More research on gender is needed given the higher prevalence found among women in this study and in other studies. Functional difficulties are significantly associated with aging in the four countries. More research is also needed on older adults in less-resourced settings, for whom, little is known on health and wellbeing . These results overall suggest that functional status needs to be considered and included as part of aging, gender , public health, and broadly as part of human development policy and research.

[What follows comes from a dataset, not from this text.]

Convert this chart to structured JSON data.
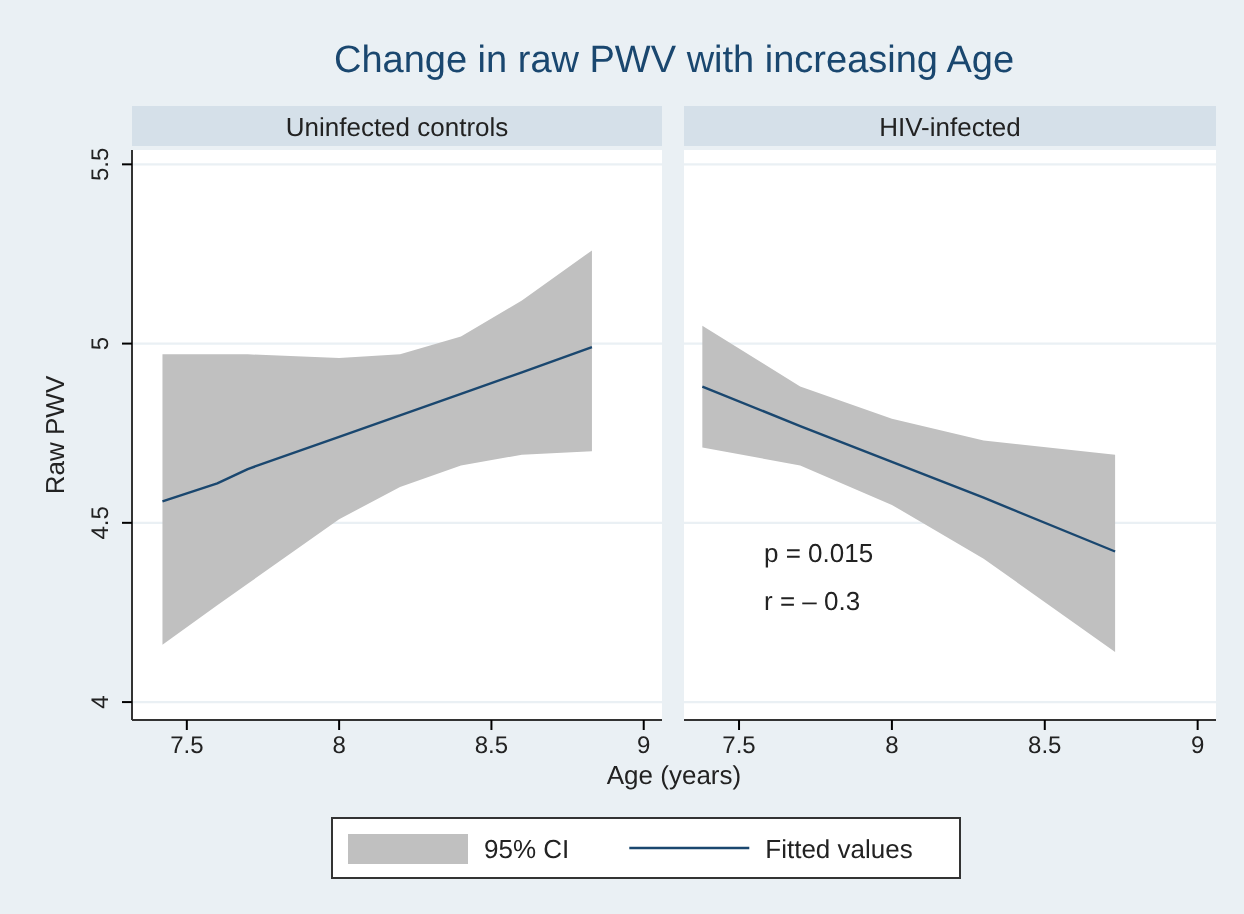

The estimates in this book are of course not the final word on disability prevalence in Ethiopia, Malawi, Tanzania, and Uganda. They likely offer a lower bound estimate of prevalence given that only six functional difficulties are measured. More data collection efforts are needed to inform policy further. For instance, data using the extended set of questions of the Washington Group would offer information on mental health related functional difficulties (e.g., Loeb 2016). Surveys that can collect detailed information on the environment would provide information to help understand the determinants of functional difficulties. Because functional difficulties affect sizeable shares of individuals and households in the four countries under study, a study of the association and causal links between such difficulties and wellbeing inequalities is thus warranted and is conducted in the rest of this book.

Notes

  1. 1.

    Each answer is on a scale of 1–5: (1) no difficulty; (2) mild difficulty; (3) moderate difficulty; (4) severe difficulty; (5) extreme difficulty/unable to do. The disability score aggregates all answers, including mild and moderate and ranges from zero to 100. An Item Response Theory approach using a Rasch model was applied to construct the disability score. It is compared to a threshold so as to identify who experiences a significant disability. This threshold was set at 40, which is the average of the disability scores of people who report at least one extreme limitation on any of the items and/or a chronic health condition (e.g., asthma, arthritis , diabetes , depression) explaining that ‘such chronic diseases are associated with disability, it is justifiable to use them as indicator conditions for estimating the average levels of functioning across all the chronic conditions that were assessed in the WHS, in order to set a meaningful threshold.’ (WHO–World Bank 2011).

  2. 2.

    Disability prevalence estimates that are not standardized are available in the working paper version of Mitra and Sambamoorthi (2014) available at: http://papers.ssrn.com/sol3/papers.cfm?abstract_id=2329676.

  3. 3.

    Ethiopia is not unique in the vast range of disability estimates it receives. Another example among the countries under study is Malawi: 3.8% using the 2008 Census (NSO 2010); 4.2% as per Loeb and Eide (2004); 14% in WHO–World Bank (2011).

  4. 4.

    It should be noted that prevalence estimates had very low standard errors producing very narrow confidence intervals, which are not presented.

  5. 5.

    The median is zero and is therefore not used.

  6. 6.

    A number of other studies in LMICs also find a higher prevalence among women compared to men (Mexico: Diaz-Venegas et al. 2016a; Bangladesh: Moniruzzaman et al. 2016).

  7. 7.

    Sex-disaggregated results are not reported here.

  8. 8.

    See for instance, Borg et al. (2011), Eide and Øderud (2009), May-Teerink (1999), Magnusson et al. (2013), Harniss et al. (2015), McPherson (2014), WHO (2011).

  9. 9.

    Global Burden of Disease collaborators Study 2016; Kulua et al. (2011), Muller et al. (2011), Lewallen and Courtright (2001).

  10. 10.

    SF12 is a twelve-item functional health measure. More information can be found in Burdine et al. (2000).

  11. 11.

    This information is not available in Uganda.

  12. 12.

    This result also holds using per capita expenditures, with for instance in Malawi 5.17% with severe functional limitations in the lowest quintile and 2.78% in the highest quintile (this result is not shown in tables/graphs).